The benefits of this expansion were enormous: the Center on Poverty & Social Policy at Columbia University found that the new childcare tax credit lifted three million children from poverty in 2021 alone (representing a 25% reduction in child poverty). It also estimated that, in a non-recession year, the credit would keep six million children (or around 40% of impoverished kids) from poverty. This unprecedented and rapid reduction has not been achieved by any single policy in United States history.
The U.S. Treasury, in coordination with the IRS, found that this credit was available to 88% of American families. For low-income households with children, this has been a godsend: the Census Bureau found that such families experienced a three-point reduction in food insufficiency. Columbia’s study also reported that the greatest gains for the childcare tax credit would be won by Black and Latino children.
However, on December 15, 2021, the credit’s expansion expired. President Biden, working with Congressional Democrats, hoped to keep it alive in the signature $1.75 trillion Build Back Better plan. The bill has now essentially become dead, due to Senator Joe Manchin’s (D-WV) signalling that he would not support the bill. According to Manchin, the childcare tax credit is fiscally irresponsible and discourages low-income parents from seeking employment.

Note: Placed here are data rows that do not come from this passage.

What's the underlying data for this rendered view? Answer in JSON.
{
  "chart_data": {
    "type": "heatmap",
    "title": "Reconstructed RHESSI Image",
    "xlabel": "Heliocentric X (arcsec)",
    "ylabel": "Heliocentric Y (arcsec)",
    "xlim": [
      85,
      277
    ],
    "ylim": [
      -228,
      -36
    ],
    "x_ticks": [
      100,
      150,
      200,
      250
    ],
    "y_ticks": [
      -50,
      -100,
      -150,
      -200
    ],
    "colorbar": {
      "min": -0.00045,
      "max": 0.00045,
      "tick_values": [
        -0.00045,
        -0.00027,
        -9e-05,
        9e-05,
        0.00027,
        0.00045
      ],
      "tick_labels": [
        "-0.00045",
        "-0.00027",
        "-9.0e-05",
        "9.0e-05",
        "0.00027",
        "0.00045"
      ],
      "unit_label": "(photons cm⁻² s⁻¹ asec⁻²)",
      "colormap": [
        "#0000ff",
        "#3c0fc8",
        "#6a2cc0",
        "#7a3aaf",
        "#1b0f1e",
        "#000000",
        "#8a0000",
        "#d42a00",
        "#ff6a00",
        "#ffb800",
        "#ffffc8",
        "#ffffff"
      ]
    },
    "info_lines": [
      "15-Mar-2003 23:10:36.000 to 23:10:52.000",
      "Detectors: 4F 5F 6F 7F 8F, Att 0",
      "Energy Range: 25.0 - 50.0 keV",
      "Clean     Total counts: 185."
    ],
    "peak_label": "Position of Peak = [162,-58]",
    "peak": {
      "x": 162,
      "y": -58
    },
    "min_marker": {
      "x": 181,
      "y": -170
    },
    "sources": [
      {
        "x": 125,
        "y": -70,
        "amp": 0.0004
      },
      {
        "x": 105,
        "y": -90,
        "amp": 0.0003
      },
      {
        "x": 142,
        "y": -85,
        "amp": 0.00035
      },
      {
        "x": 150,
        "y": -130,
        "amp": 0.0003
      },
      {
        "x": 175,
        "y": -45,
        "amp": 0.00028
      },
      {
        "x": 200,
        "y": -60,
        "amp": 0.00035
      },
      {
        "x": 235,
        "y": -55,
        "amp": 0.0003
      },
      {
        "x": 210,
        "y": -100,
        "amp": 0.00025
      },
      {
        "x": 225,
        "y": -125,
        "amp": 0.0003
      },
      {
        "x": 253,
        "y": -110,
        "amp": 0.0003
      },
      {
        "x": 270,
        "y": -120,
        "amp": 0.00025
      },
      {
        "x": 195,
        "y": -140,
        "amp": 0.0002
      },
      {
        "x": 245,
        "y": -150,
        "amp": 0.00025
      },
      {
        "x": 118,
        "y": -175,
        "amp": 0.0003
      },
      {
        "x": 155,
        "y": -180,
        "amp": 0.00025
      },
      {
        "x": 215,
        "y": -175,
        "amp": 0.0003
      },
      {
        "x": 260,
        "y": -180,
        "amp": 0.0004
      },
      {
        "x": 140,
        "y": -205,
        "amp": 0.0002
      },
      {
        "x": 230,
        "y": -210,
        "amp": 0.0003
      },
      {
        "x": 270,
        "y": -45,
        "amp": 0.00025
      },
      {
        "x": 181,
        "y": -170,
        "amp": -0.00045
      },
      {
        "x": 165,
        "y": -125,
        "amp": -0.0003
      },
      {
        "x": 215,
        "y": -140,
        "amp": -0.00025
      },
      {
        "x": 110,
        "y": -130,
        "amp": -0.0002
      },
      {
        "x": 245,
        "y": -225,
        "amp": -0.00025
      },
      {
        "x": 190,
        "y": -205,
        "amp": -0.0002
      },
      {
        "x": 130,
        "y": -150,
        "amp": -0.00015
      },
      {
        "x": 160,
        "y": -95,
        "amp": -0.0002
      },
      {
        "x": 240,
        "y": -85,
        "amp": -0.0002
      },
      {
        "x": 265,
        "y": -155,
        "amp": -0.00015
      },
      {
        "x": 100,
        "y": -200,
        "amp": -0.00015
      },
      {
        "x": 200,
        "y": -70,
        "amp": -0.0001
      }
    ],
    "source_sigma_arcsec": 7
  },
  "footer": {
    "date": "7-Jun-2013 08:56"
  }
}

Because Congress failed to extend the credit, millions of families will lose payments that they had come to rely on, and millions of children will be plunged back into poverty. The magnitude and bleakness of this impact raises an important question for United States policy moving forward: why is fiscal conservatism continually favored over the real-world fates of American people? In answering that question, we cannot forget that lives hang in the balance.